By meeting his disciples in Galilee, Jesus is saying that his Kingdom first and foremost is neither political nor institutional.  It is personal.  It begins, if it begins at all, with changed lives and changed hearts and changed minds and changed ways.  The Welsh poet and Anglican priest R.S. Thomas beautifully captures this notion in a poem titled “The Kingdom”:

 
It’s a long way off but inside it
  There are quite different things going on:
Festivals at which the poor man
Is king and the consumptive is
Healed; mirrors in which the blind look
At themselves and love looks at them
Back; and industry is for mending
The bent bones and the minds fractured
By life.  It’s a long way off, but to get
There takes no time and admission
Is free, if you purge yourself
Of desire, and present yourself with
Your need only and the simple offering
Of your faith, green as a leaf.

I like Thomas’ basic message that nothing changes in the world until something changes in you. 

When Jesus meets his followers in Galilee he gives them a charge.  He does not tell them to launch a political campaign nor does he direct them to reform the church.  He tells them this:  “Go and make disciples of all nations, baptizing them in the name of the Father, and of the Son, and of the Holy Spirit, and teaching them to obey everything I have commanded you.”  Jesus’ Kingdom is about touching hearts and changing lives.  It is about leading people into the truths that Jesus taught; truths that will enable individuals to live in this world with all the freedom and grace and goodness God intended from the beginning of Creation.

In time, individuals will become communities, and communities will become multitudes, and multitudes will become nations, and nations will become peoples.  In time, structures will need to be redeemed and institutional faith purified.  But the Kingdom begins by baptizing one disciple at a time.  Nothing changes in the world until something changes in you.

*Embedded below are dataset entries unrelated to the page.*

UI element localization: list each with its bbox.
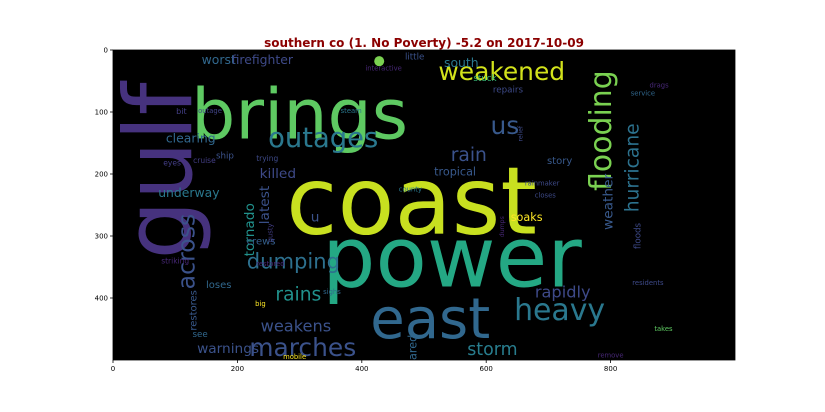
x-tick-label: 200 <box>231 365 244 373</box>
word-takes: takes <box>654 325 673 333</box>
word-soaks: soaks <box>511 211 543 224</box>
word-restore: restore <box>648 368 672 376</box>
y-tick-label: 300 <box>95 233 108 241</box>
word-gusty: gusty <box>266 223 274 242</box>
y-tick-label: 400 <box>95 295 108 303</box>
word-u: u <box>311 209 320 225</box>
word-rains: rains <box>275 284 321 305</box>
word-gulf: gulf <box>105 80 214 259</box>
word-dumps: dumps <box>499 216 506 237</box>
word-warnings: warnings <box>197 341 259 357</box>
word-firefighter: firefighter <box>232 52 294 67</box>
word-remove: remove <box>598 352 624 360</box>
word-restored: restored <box>256 260 284 268</box>
word-sighs: sighs <box>323 288 341 296</box>
y-tick-label: 100 <box>95 109 108 117</box>
word-weakened: weakened <box>438 57 565 86</box>
word-loses: loses <box>206 280 231 291</box>
x-tick-label: 400 <box>355 365 368 373</box>
word-cruise: cruise <box>193 156 216 165</box>
word-storm: storm <box>467 340 517 360</box>
word-tropical: tropical <box>434 166 476 179</box>
word-stuck: stuck <box>473 74 496 84</box>
word-clearing: clearing <box>166 131 216 146</box>
word-big: big <box>255 300 266 308</box>
word-weakens: weakens <box>261 316 332 335</box>
word-striking: striking <box>161 256 189 265</box>
plot-frame <box>112 49 736 361</box>
word-coast: coast <box>286 147 537 256</box>
word-south: south <box>444 55 479 70</box>
word-heavy: heavy <box>514 293 605 328</box>
word-trying: trying <box>256 154 278 163</box>
word-closes: closes <box>535 192 557 200</box>
word-outage: outage <box>198 107 222 115</box>
word-interactive: interactive <box>365 65 402 73</box>
x-tick-label: 600 <box>480 365 493 373</box>
plot-area <box>113 50 735 360</box>
word-across: across <box>172 214 200 290</box>
word-residents: residents <box>632 279 664 287</box>
word-ship: ship <box>216 152 234 162</box>
x-tick-label: 800 <box>604 365 617 373</box>
word-service: service <box>631 89 655 97</box>
word-rain: rain <box>451 145 487 166</box>
word-eyes: eyes <box>163 158 181 167</box>
word-bit: bit <box>176 106 187 116</box>
word-rapidly: rapidly <box>535 282 591 301</box>
word-drags: drags <box>650 81 670 89</box>
word-east: east <box>370 287 490 352</box>
axes: 0 200 400 600 800 0 100 200 300 400 <box>95 47 618 374</box>
dot-mark <box>374 56 385 67</box>
word-brings: brings <box>191 75 408 156</box>
word-relief: relief <box>518 125 525 141</box>
word-weather: weather <box>601 173 617 229</box>
word-mobile: mobile <box>283 353 306 361</box>
word-killed: killed <box>260 166 296 182</box>
y-tick-label: 200 <box>95 171 108 179</box>
word-hurricane: hurricane <box>622 123 643 212</box>
word-outages: outages <box>268 123 378 154</box>
word-hours: hours <box>437 375 457 383</box>
x-tick-label: 0 <box>111 365 115 373</box>
word-crews: crews <box>247 237 276 248</box>
word-power: power <box>322 209 582 307</box>
y-tick-label: 0 <box>104 47 108 55</box>
word-steam: steam <box>341 107 363 115</box>
word-us: us <box>490 111 519 140</box>
word-spared: spared <box>406 335 419 373</box>
chart-title: southern co (1. No Poverty) -5.2 on 2017… <box>264 36 584 50</box>
word-rainmaker: rainmaker <box>525 179 560 187</box>
word-tornado: tornado <box>242 203 258 256</box>
word-flooding: flooding <box>584 70 619 191</box>
word-little: little <box>405 52 424 62</box>
word-repairs: repairs <box>493 85 524 95</box>
word-story: story <box>547 156 572 167</box>
word-underway: underway <box>158 185 219 200</box>
word-marches: marches <box>249 333 356 362</box>
word-see: see <box>192 330 207 340</box>
word-floods: floods <box>634 222 644 249</box>
word-worst: worst <box>202 52 236 67</box>
word-dumping: dumping <box>247 248 340 273</box>
word-restores: restores <box>188 290 199 331</box>
word-latest: latest <box>257 185 273 224</box>
word-county: county <box>399 186 422 194</box>
word-check: check <box>554 368 574 376</box>
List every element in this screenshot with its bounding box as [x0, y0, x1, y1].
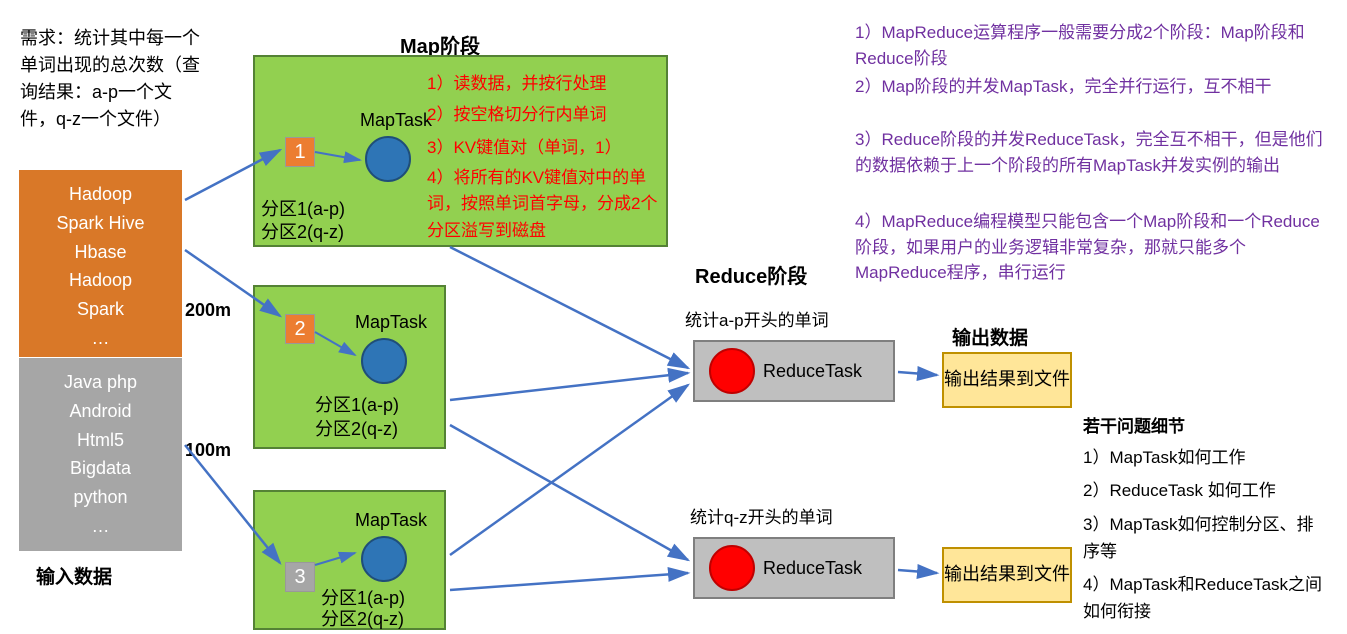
requirement-text: 需求：统计其中每一个单词出现的总次数（查询结果：a-p一个文件，q-z一个文件） [20, 25, 200, 133]
line: … [19, 512, 182, 541]
line: Spark Hive [19, 209, 182, 238]
line: Html5 [19, 426, 182, 455]
issue-item: 4）MapTask和ReduceTask之间如何衔接 [1083, 571, 1323, 625]
partition-2: 分区2(q-z) [261, 218, 344, 244]
reduce-stat-label-2: 统计q-z开头的单词 [690, 503, 833, 528]
map-step-3: 3）KV键值对（单词，1） [427, 135, 657, 161]
reduce-stage-title: Reduce阶段 [695, 260, 807, 289]
input-data-box-2: Java php Android Html5 Bigdata python … [18, 357, 183, 552]
map-step-2: 2）按空格切分行内单词 [427, 102, 657, 128]
issues-block: 若干问题细节 1）MapTask如何工作 2）ReduceTask 如何工作 3… [1083, 413, 1323, 631]
map-task-label: MapTask [355, 510, 427, 531]
partition-1: 分区1(a-p) [315, 391, 399, 417]
line: Android [19, 397, 182, 426]
map-task-box-1: 1 MapTask 分区1(a-p) 分区2(q-z) 1）读数据，并按行处理 … [253, 55, 668, 247]
partition-2: 分区2(q-z) [315, 415, 398, 441]
map-index-3: 3 [285, 562, 315, 592]
map-index-2: 2 [285, 314, 315, 344]
input-data-box-1: Hadoop Spark Hive Hbase Hadoop Spark … [18, 169, 183, 364]
map-step-1: 1）读数据，并按行处理 [427, 71, 657, 97]
map-step-4: 4）将所有的KV键值对中的单词，按照单词首字母，分成2个分区溢写到磁盘 [427, 165, 665, 244]
reduce-stat-label-1: 统计a-p开头的单词 [685, 306, 829, 331]
map-index-1: 1 [285, 137, 315, 167]
map-task-box-3: 3 MapTask 分区1(a-p) 分区2(q-z) [253, 490, 446, 630]
map-task-circle-icon [361, 536, 407, 582]
note-4: 4）MapReduce编程模型只能包含一个Map阶段和一个Reduce阶段，如果… [855, 209, 1335, 286]
note-2: 2）Map阶段的并发MapTask，完全并行运行，互不相干 [855, 74, 1325, 100]
line: Hadoop [19, 180, 182, 209]
line: Bigdata [19, 454, 182, 483]
line: python [19, 483, 182, 512]
map-task-box-2: 2 MapTask 分区1(a-p) 分区2(q-z) [253, 285, 446, 449]
split-size-200m: 200m [185, 300, 231, 321]
map-task-circle-icon [365, 136, 411, 182]
issue-item: 2）ReduceTask 如何工作 [1083, 477, 1323, 504]
reduce-task-box-2: ReduceTask [693, 537, 895, 599]
issue-item: 1）MapTask如何工作 [1083, 444, 1323, 471]
reduce-task-label: ReduceTask [763, 361, 862, 382]
output-box-1: 输出结果到文件 [942, 352, 1072, 408]
map-task-circle-icon [361, 338, 407, 384]
line: Java php [19, 368, 182, 397]
issue-item: 3）MapTask如何控制分区、排序等 [1083, 511, 1323, 565]
line: Hadoop [19, 266, 182, 295]
input-data-label: 输入数据 [36, 562, 112, 589]
note-1: 1）MapReduce运算程序一般需要分成2个阶段：Map阶段和Reduce阶段 [855, 20, 1325, 71]
split-size-100m: 100m [185, 440, 231, 461]
partition-2: 分区2(q-z) [321, 605, 404, 631]
output-data-title: 输出数据 [952, 323, 1028, 350]
map-task-label: MapTask [360, 110, 432, 131]
map-task-label: MapTask [355, 312, 427, 333]
line: Spark [19, 295, 182, 324]
reduce-task-circle-icon [709, 545, 755, 591]
issues-title: 若干问题细节 [1083, 413, 1323, 440]
reduce-task-circle-icon [709, 348, 755, 394]
line: Hbase [19, 238, 182, 267]
output-box-2: 输出结果到文件 [942, 547, 1072, 603]
line: … [19, 324, 182, 353]
reduce-task-box-1: ReduceTask [693, 340, 895, 402]
reduce-task-label: ReduceTask [763, 558, 862, 579]
note-3: 3）Reduce阶段的并发ReduceTask，完全互不相干，但是他们的数据依赖… [855, 127, 1335, 178]
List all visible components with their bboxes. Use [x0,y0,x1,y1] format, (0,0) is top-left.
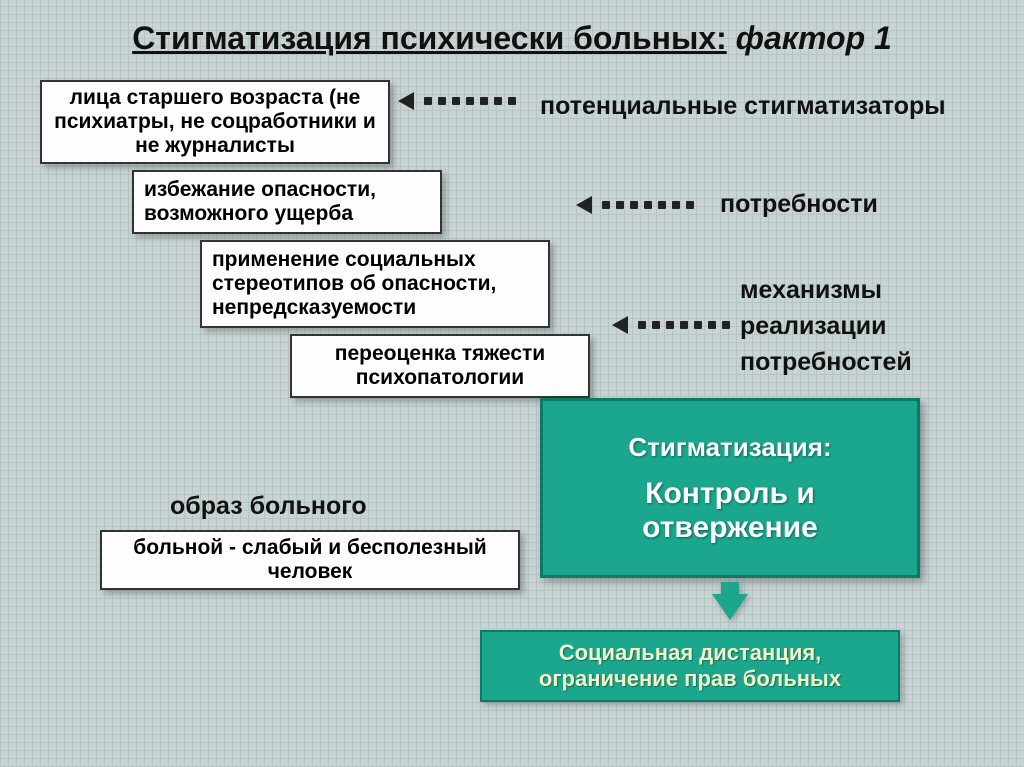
dotted-line [424,97,516,105]
side-label-l1: потенциальные стигматизаторы [540,92,946,121]
side-label-l3c: потребностей [740,348,912,377]
side-label-l4: образ больного [170,492,367,521]
side-label-l3b: реализации [740,312,886,341]
stigmatization-line2: Контроль и отвержение [557,477,903,545]
social-distance-text: Социальная дистанция, ограничение прав б… [492,640,888,692]
flow-box-b3: применение социальных стереотипов об опа… [200,240,550,328]
down-arrow-icon [712,594,748,620]
social-distance-box: Социальная дистанция, ограничение прав б… [480,630,900,702]
flow-box-b4: переоценка тяжести психопатологии [290,334,590,398]
side-label-l2: потребности [720,190,878,219]
title-underlined: Стигматизация психически больных: [132,20,727,56]
dotted-line [638,321,730,329]
arrow-left-icon [612,316,628,334]
page-title: Стигматизация психически больных: фактор… [0,20,1024,57]
arrow-left-icon [398,92,414,110]
title-italic: фактор 1 [727,20,892,56]
flow-box-b5: больной - слабый и бесполезный человек [100,530,520,590]
arrow-left-icon [576,196,592,214]
side-label-l3a: механизмы [740,276,882,305]
flow-box-b2: избежание опасности, возможного ущерба [132,170,442,234]
flow-box-b1: лица старшего возраста (не психиатры, не… [40,80,390,164]
stigmatization-line1: Стигматизация: [557,432,903,463]
dotted-line [602,201,694,209]
stigmatization-main-box: Стигматизация: Контроль и отвержение [540,398,920,578]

I know some clergy who, on this day, will call out the ‘C&E’ crowd – those people who come to church only at Christmas and Easter.  I remember one priest telling them rather pointedly we will have services again next Sunday and 8:00 and 10:30, in case they did not know.  As much as I like to poke fun whenever and wherever possible, I have never warmed to chastising the ‘C&E’ folks in the parish.  Here at St. Paul’s, many of the C&Eers are visiting from out of town.  You have gone to considerable effort to be here this morning and I, for one, thank you.  Your presence adds so much to the celebration of our Easter joy.  There are other folks here today who might mistakenly be labeled as ‘C&E’, but that is not entirely accurate.  Yes, you are here on Christmas and Easter, but also on odd and unpredictable days – a Sunday in July, Shrove Tuesday, two or three weeks in a row in the fall.  You have your reasons and, while curious what they might be, I will not judge them.  I am glad you are here because you too add much to the joy of our celebration.  Easter is the kind of day that brings people to our church for the first time.  You have been thinking about attending a service, but needed the push of a high, holy day to spur you to action.  You too are most welcome here.  And then there are those of you who are here pretty much every Sunday and any other time the doors are open.  I can’t begin to tell you how much I enjoy gathering with you on a regular basis to worship, to laugh, and to care for one another.

Here is the thing we can all take away from today:  No matter how spectacular the Resurrection is (and make no mistake, if true it is the seminal moment in human history), this day is not an end unto itself.  The main point of this day, at least as I can discern from Matthew’s gospel, is not to rejoice that death has been vanquished nor is it to count on a hope of eternal life.  The point of this day is to go to Galilee (whatever and wherever that may be for you), to live now into the teachings of Jesus, and to work now so that others might become disciples (even as you strive to deepen and authenticate your own discipleship).  Nothing changes in the world until something changes in you.